La Santa Sede ha recentemente reso pubblico il documento sulla Shoah. Qual è il suo giudizio? Ha avuto riflessi qui in Terra Santa sul dialogo per la pace? È stato giusto pubblicarlo in questo momento?
Sabbah: Innanzitutto tutti i documenti di questo peso non dipendono dal momento, sono linee guida per tutti e per sempre. Per i cristiani il documento ha un valore non incidentale ma generale, trattando del mistero del male nella storia della Chiesa e dell’uomo, della sofferenza e del perdono reciproco, del mistero della redenzione. È un passo nel cammino del dialogo ebraico-cristiano, pur con tutte le polemiche che ne sono scaturite, espresse soprattutto da chi non ha visto i valori che esso esprime e da chi basa le sue critiche sulle difficoltà politiche presenti o su incidenti della storia passata della Chiesa.
Le critiche del mondo ebraico non si sono fatte attendere: la Chiesa è stata accusata di non aver chiesto sufficientemente scusa del suo preteso antisemitismo, papa Pio XII non sarebbe stato ufficialmente riprovato dalla Santa Sede per la sua prudenza politica…
Sabbah: Quando parliamo del popolo ebraico parliamo del mistero di Dio. Prima di tutto il popolo ebraico ha a che vedere con Dio, più che con gli uomini o con la Chiesa cattolica. Deve interrogarsi davanti a Dio, non ridurre il mistero di Dio a rapporti e problemi umani, altrimenti si allontana dalla logica propria di popolo eletto.
Lei prega per i suoi nemici?
Sabbah: Certo, ma non c’è nessuno che io possa mettere per definizione nella categoria dei miei nemici. Per Dio nessuno è nemico: ogni essere umano è creatura, figlio di Dio, amato da lui e chiamato alla salvezza. Dio è il modello del cristiano: per me dunque nessuno è nemico. Tutti, ebrei e palestinesi, sono figli di Dio, amati da lui e ugualmente chiamati alla salvezza. Ci sono coloro che violano la giustizia o causano danni agli altri, o li opprimono: malgrado tutto il male che possono fare, rimangono figli di Dio e la loro dignità proviene da questo fatto. Malgrado il loro male, essi sono amati, ma si dice loro che sono in una situazione di ingiustizia, che devono uscirne e mettere fine alle loro ingiustizie.

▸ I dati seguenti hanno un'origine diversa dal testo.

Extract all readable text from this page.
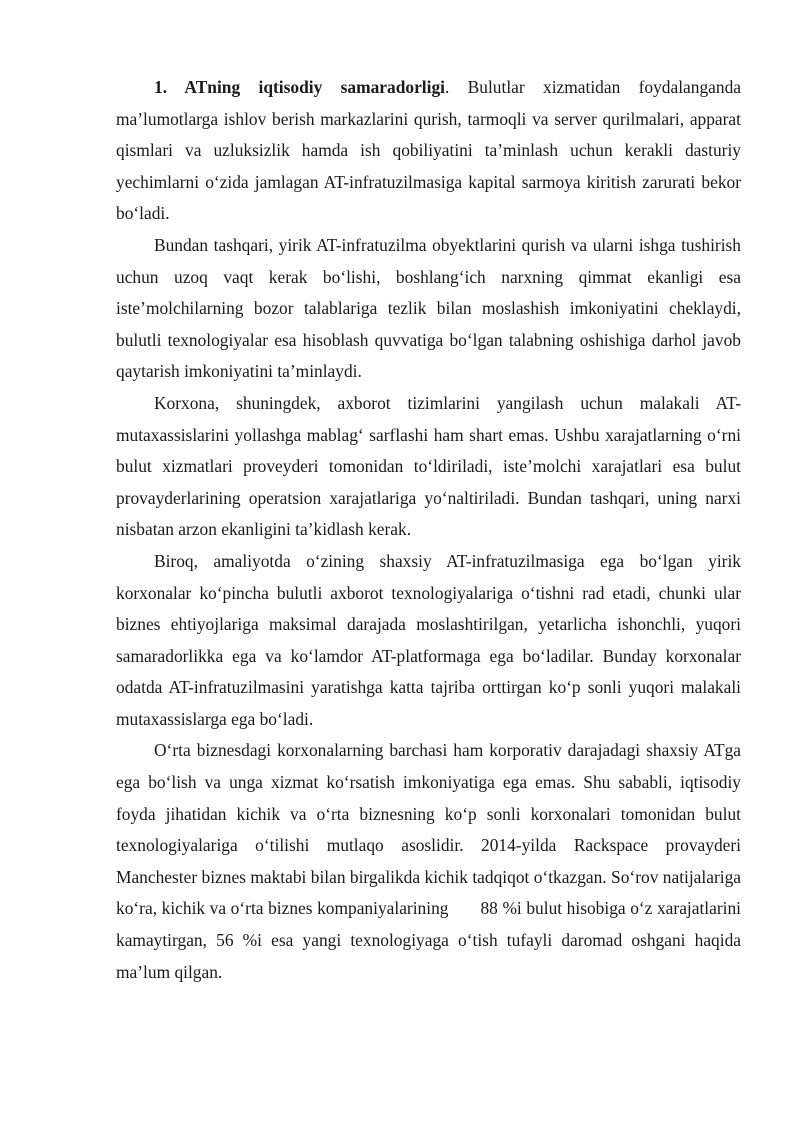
1. ATning iqtisodiy samaradorligi. Bulutlar xizmatidan foydalanganda ma’lumotlarga ishlov berish markazlarini qurish, tarmoqli va server qurilmalari, apparat qismlari va uzluksizlik hamda ish qobiliyatini ta’minlash uchun kerakli dasturiy yechimlarni o‘zida jamlagan AT-infratuzilmasiga kapital sarmoya kiritish zarurati bekor bo‘ladi.

Bundan tashqari, yirik AT-infratuzilma obyektlarini qurish va ularni ishga tushirish uchun uzoq vaqt kerak bo‘lishi, boshlang‘ich narxning qimmat ekanligi esa iste’molchilarning bozor talablariga tezlik bilan moslashish imkoniyatini cheklaydi, bulutli texnologiyalar esa hisoblash quvvatiga bo‘lgan talabning oshishiga darhol javob qaytarish imkoniyatini ta’minlaydi.

Korxona, shuningdek, axborot tizimlarini yangilash uchun malakali AT-mutaxassislarini yollashga mablag‘ sarflashi ham shart emas. Ushbu xarajatlarning o‘rni bulut xizmatlari proveyderi tomonidan to‘ldiriladi, iste’molchi xarajatlari esa bulut provayderlarining operatsion xarajatlariga yo‘naltiriladi. Bundan tashqari, uning narxi nisbatan arzon ekanligini ta’kidlash kerak.

Biroq, amaliyotda o‘zining shaxsiy AT-infratuzilmasiga ega bo‘lgan yirik korxonalar ko‘pincha bulutli axborot texnologiyalariga o‘tishni rad etadi, chunki ular biznes ehtiyojlariga maksimal darajada moslashtirilgan, yetarlicha ishonchli, yuqori samaradorlikka ega va ko‘lamdor AT-platformaga ega bo‘ladilar. Bunday korxonalar odatda AT-infratuzilmasini yaratishga katta tajriba orttirgan ko‘p sonli yuqori malakali mutaxassislarga ega bo‘ladi.

O‘rta biznesdagi korxonalarning barchasi ham korporativ darajadagi shaxsiy ATga ega bo‘lish va unga xizmat ko‘rsatish imkoniyatiga ega emas. Shu sababli, iqtisodiy foyda jihatidan kichik va o‘rta biznesning ko‘p sonli korxonalari tomonidan bulut texnologiyalariga o‘tilishi mutlaqo asoslidir. 2014-yilda Rackspace provayderi Manchester biznes maktabi bilan birgalikda kichik tadqiqot o‘tkazgan. So‘rov natijalariga ko‘ra, kichik va o‘rta biznes kompaniyalarining 88 %i bulut hisobiga o‘z xarajatlarini kamaytirgan, 56 %i esa yangi texnologiyaga o‘tish tufayli daromad oshgani haqida ma’lum qilgan.
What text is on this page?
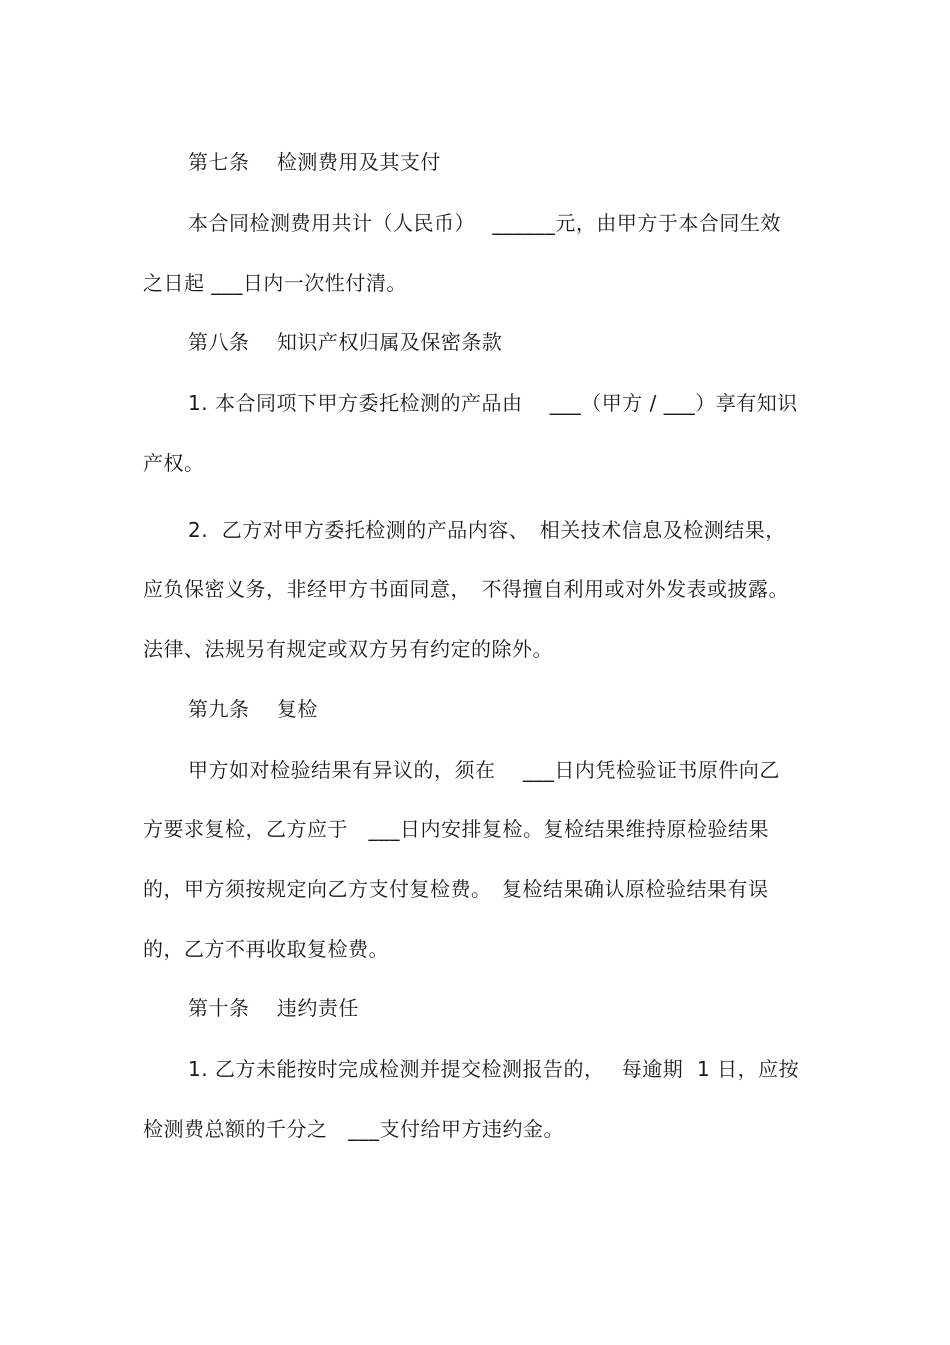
第七条　 检测费用及其支付
本合同检测费用共计（人民币）　 ______元，由甲方于本合同生效
之日起 ___日内一次性付清。
第八条　 知识产权归属及保密条款
1. 本合同项下甲方委托检测的产品由　 ___（甲方 / ___）享有知识
产权。
2.  乙方对甲方委托检测的产品内容、　相关技术信息及检测结果，
应负保密义务，非经甲方书面同意，　不得擅自利用或对外发表或披露。
法律、法规另有规定或双方另有约定的除外。
第九条　 复检
甲方如对检验结果有异议的，须在　 ___日内凭检验证书原件向乙
方要求复检，乙方应于　___日内安排复检。复检结果维持原检验结果
的，甲方须按规定向乙方支付复检费。　复检结果确认原检验结果有误
的，乙方不再收取复检费。
第十条　 违约责任
1. 乙方未能按时完成检测并提交检测报告的，　 每逾期  1 日，应按
检测费总额的千分之　___支付给甲方违约金。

Ma i fedeli palestinesi accettano completamente queste sue posizioni?
Sabbah: È difficile capire e vivere questa visione. Quando uno è proprio sotto l’oppressione, è difficile alzarlo a questo livello fino a fargli vedere la dignità di figlio di Dio nel suo oppressore. Comunque, la verità profonda è questa e la si deve proclamare.
Cosa accadrà dopo Arafat? Lei è preoccupato?
Sabbah: Di cosa? Più di quello che abbiamo sopportato non può accadere. Ma un giorno ci sarà la pace.